Sometimes if the meter is not accessible by an electricity company they'll just use an 'estimated' reading from past bills. Could be your lucky enough to be stuck with some very low past estimated reading.


Do you not have A/C or heat? Microwave? Dryer? Water heater?

My apartment is only about $110 per month but there is also a $50 gas bill. And I like to think that I live pretty minimally...


I do not have A/C, heat, a microwave, or a dryer (I'm not even allowed to install a washing machine...). I get hot water, but I imagine there's a central source of that for the whole building.


An hour of GPU is not much. I think a single GPU can do a few Megahashes per second. To hit one BTC/day you would need about 20 Gigahashes per second all day.

I think they'd make a bunch more by showing you the ads.

http://www.bitcoinx.com/profit/


But 1btc/day is >$100/day. They don't make that much on a single client showing ads. More like $0.10 at most, or 0.001btc (which takes much less mining power).

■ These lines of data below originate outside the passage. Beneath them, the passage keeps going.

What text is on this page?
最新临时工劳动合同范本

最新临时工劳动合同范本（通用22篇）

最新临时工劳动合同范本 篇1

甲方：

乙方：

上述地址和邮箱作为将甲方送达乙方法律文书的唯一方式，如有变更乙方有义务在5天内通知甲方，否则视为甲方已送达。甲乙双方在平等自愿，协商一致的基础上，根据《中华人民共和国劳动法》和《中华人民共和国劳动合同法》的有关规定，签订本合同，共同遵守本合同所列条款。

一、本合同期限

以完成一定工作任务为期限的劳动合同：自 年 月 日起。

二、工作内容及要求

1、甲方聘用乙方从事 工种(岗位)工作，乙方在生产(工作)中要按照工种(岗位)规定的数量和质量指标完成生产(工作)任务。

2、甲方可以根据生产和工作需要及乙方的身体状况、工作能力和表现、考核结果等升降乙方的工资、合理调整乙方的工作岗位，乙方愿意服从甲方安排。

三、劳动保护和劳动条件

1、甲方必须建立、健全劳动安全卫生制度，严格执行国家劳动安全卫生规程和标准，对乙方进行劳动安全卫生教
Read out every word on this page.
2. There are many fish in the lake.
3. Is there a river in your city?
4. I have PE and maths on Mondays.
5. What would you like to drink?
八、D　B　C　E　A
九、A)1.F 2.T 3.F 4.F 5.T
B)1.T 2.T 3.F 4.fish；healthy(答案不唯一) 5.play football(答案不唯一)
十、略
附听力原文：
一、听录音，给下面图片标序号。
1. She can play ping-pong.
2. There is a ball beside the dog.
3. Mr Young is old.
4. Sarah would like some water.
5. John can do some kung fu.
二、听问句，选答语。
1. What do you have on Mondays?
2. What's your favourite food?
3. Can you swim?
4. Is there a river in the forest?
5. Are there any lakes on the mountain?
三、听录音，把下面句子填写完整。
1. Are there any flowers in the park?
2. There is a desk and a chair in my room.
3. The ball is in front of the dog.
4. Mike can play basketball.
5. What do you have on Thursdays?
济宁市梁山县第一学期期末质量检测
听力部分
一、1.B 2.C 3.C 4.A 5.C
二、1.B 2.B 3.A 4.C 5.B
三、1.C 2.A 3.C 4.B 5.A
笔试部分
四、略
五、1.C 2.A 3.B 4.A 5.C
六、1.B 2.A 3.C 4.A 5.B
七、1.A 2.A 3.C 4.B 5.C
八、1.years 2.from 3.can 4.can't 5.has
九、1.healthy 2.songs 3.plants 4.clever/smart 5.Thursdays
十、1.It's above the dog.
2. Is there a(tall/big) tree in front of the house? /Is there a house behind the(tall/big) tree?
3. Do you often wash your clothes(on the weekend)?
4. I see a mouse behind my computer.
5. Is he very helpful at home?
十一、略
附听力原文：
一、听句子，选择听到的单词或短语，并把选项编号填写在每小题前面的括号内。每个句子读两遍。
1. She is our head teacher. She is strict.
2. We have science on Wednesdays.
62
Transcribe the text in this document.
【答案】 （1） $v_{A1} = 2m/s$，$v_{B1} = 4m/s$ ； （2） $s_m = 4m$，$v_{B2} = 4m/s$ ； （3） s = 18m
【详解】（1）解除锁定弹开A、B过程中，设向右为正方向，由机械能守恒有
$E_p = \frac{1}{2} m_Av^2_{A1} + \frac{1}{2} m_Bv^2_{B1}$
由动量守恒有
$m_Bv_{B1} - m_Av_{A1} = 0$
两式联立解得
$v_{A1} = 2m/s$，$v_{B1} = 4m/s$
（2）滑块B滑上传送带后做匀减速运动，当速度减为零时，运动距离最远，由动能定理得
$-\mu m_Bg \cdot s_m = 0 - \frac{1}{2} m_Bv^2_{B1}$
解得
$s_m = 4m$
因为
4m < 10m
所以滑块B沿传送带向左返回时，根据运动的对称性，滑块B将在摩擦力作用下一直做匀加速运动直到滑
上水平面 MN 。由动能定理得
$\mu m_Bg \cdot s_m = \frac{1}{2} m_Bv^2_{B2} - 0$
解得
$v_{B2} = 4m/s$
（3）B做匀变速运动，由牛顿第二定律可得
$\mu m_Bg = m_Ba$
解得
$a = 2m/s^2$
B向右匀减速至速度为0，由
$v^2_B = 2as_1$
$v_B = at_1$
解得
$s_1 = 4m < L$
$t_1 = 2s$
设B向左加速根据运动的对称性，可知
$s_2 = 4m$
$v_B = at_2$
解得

I don't know how popular their client is but I have a HD7970 which is not bad at all (enough to run any currently released game on full settings) and when I don't game I let it mine which gives me about $0.5 - $0.75 a day.

I'm in it for the women tho not the money.


An HD7970 can peak at around 200W consumption, so the entire PC is probably consuming around 300W, or about 7kwh per day. I pay $.11 per kWH, so I would be losing money on the deal.

Good luck with the women!


New business model for games: Free-to-play with embedded Bitcoin miner!


Should change this link to an actual news item, currently it goes to their front page which of course provides no information. I know reddit's crappy but this post is actually doing a good job aggregating info as it becomes available: http://www.reddit.com/r/Games/comments/1dglil/popular_compet...

This should probably be a really big story covered and analyzed by all the serious video game journalists... just kidding those don't exist. If we're lucky maybe Forbes will cover it or something.



Failed both times, only mirrored the splash page and not the forums.


Redirects to welcome page.


I think they use a cookie for the front page splash (the second load usually works afaik).


Oh, I thought they took it down! Thanks for saying this, the second try worked.


This subscription has been cancelled.